Dyslexia Training For Teachers

DENVER - Students who struggle with reading may find out from their teachers dyslexia could be to blame. House Bill 1223, sponsored by Representative Michael Merrifield (D-Manitou Springs/Colorado Springs) unanimously passed through the House education committee on Thursday afternoon. The legislation would give teachers the training needed to identify literacy challenges, such as dyslexia.

"I was diagnosed with dyslexia in second grade," says 11-year-old Holmes Middle School sixth grader Theo Reitwiesner.

"Theo came to me in second grade and told me, ‘I'm done with school,'" says Theo's mom Patricia.

Theo started meeting with a tutor soon after his mom told him state law required him to go to school.

"I miss little words like ‘in,' ‘as,' the,' and I'll just skip them completely," says Theo. "There'd be a sentence and you'd read it, then it wouldn't make any sense cause you couldn't figure out one of the words, and you'd read it over like seven or eight times and then it'd finally click, and then you understood it, and that still happens to me today."

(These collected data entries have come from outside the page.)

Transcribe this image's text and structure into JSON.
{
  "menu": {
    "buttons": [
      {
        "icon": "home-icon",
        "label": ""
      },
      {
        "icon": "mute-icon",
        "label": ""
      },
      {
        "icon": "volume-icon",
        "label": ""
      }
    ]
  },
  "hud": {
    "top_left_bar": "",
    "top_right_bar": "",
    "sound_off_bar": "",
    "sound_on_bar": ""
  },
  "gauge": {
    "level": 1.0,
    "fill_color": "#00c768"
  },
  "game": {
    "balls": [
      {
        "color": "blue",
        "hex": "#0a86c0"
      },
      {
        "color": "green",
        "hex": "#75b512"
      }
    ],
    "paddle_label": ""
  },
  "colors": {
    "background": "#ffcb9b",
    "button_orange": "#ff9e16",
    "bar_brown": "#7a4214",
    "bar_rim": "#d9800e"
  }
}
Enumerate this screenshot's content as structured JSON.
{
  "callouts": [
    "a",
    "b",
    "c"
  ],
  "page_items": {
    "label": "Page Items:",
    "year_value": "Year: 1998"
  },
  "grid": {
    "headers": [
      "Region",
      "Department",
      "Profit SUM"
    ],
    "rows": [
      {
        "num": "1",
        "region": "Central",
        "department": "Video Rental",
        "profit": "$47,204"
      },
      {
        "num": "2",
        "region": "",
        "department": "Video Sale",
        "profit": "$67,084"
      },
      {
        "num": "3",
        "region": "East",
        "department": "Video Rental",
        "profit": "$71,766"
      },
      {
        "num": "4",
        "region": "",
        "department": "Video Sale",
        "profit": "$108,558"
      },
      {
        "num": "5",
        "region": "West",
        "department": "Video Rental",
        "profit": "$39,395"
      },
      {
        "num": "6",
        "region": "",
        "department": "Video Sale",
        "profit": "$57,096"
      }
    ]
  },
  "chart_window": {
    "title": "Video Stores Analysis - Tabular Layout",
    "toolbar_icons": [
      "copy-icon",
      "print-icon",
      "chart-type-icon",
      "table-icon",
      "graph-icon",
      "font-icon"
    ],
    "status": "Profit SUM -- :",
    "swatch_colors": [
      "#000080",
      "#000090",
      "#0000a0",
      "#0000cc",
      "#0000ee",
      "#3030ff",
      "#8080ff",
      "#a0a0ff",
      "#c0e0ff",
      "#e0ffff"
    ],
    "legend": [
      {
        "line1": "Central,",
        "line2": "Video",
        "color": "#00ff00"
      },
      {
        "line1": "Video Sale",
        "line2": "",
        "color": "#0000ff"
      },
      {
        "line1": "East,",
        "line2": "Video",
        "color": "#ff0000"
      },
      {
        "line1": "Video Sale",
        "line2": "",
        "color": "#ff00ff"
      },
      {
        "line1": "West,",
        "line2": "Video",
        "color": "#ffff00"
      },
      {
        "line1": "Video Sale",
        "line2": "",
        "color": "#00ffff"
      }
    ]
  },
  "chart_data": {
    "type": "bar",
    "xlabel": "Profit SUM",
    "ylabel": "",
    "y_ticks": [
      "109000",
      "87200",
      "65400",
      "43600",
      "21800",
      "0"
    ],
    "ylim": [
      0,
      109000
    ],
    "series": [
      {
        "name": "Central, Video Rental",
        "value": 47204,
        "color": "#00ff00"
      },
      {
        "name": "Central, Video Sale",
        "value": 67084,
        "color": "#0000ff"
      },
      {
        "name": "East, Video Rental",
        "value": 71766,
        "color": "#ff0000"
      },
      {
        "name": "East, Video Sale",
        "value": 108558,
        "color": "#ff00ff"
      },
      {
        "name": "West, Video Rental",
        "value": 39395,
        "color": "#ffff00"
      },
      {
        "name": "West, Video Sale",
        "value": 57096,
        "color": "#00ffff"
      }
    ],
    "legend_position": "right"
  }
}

Dyslexia is much more than reading a word backwards, it's trying not to confuse letters that look alike, like a lower case ‘b' and a lower case ‘d.' It's trying to understand a word when you're not exactly sure what each letter of the alphabet sounds like on its own. Theo used to memorize words so that he knew how to say it later.

"If you hear the word ‘cat' it's three syllables cah-ah-tah,' so then you can't break apart the sounds in words and you can't blend them together," says Patricia.

"I didn't learn how to pronounce each syllable of every word," says Theo.

Patricia was one of more than a dozen who testified in front of the education committee about the need for literacy training.

"It gives us a chance just to elevate awareness to dyslexia," says Patricia. "This isn't just a problem for special education teachers, this is a problem for everybody in education."

Sydney Hough is a former teacher in the Lewis-Palmer School District. She told the committee about how the word ‘dyslexia' was basically taboo.

"I was not allowed to use the word dyslexia when I was speaking to parents about their child's struggles," says Hough. "I now understand why Joey and Brianna and several other students never learned how to read in my first grade class."

"They're accused of being lazy, not trying hard enough or just plain dumb," says Ellen Steinberg, from the Rocky Mountain Dyslexia Association.

Karen Brass is a 44-year-old mother with dyslexia. While testifying in support of the bill, she couldn't remember a certain word.

If I can't see it, I can't say it," says Brass. "That's a dyslexic mind for you."

"Having taught for 30 years, now that I've learned so much about it, I can recall students that I'm sure must have had dyslexia," says Merrifield. "This does provide training for teachers to recognize certain symptoms."

Merrifield wants to catch learning disabilities early in a student's life, so they can see a specialist and get the tutoring they need.

"From 40,000 to 150,000 students in Colorado have some form of dyslexia," says Merrifield. "This could have a huge impact on the dropout rate, on our graduation rate."

"We graduate far too many kids, able kids, with third and fourth grade reading levels," says Dr. Ed Steinberg of the Colorado Department of Education. "Our kindergarten through third grade teachers in general education, need this training probably desperately in the sense of the preventative aspects of this."

Today, Theo the sixth grader, reads at a seventh grade reading level. He loves to read the Harry Potter books.
"I've worked my butt off all year," says Theo.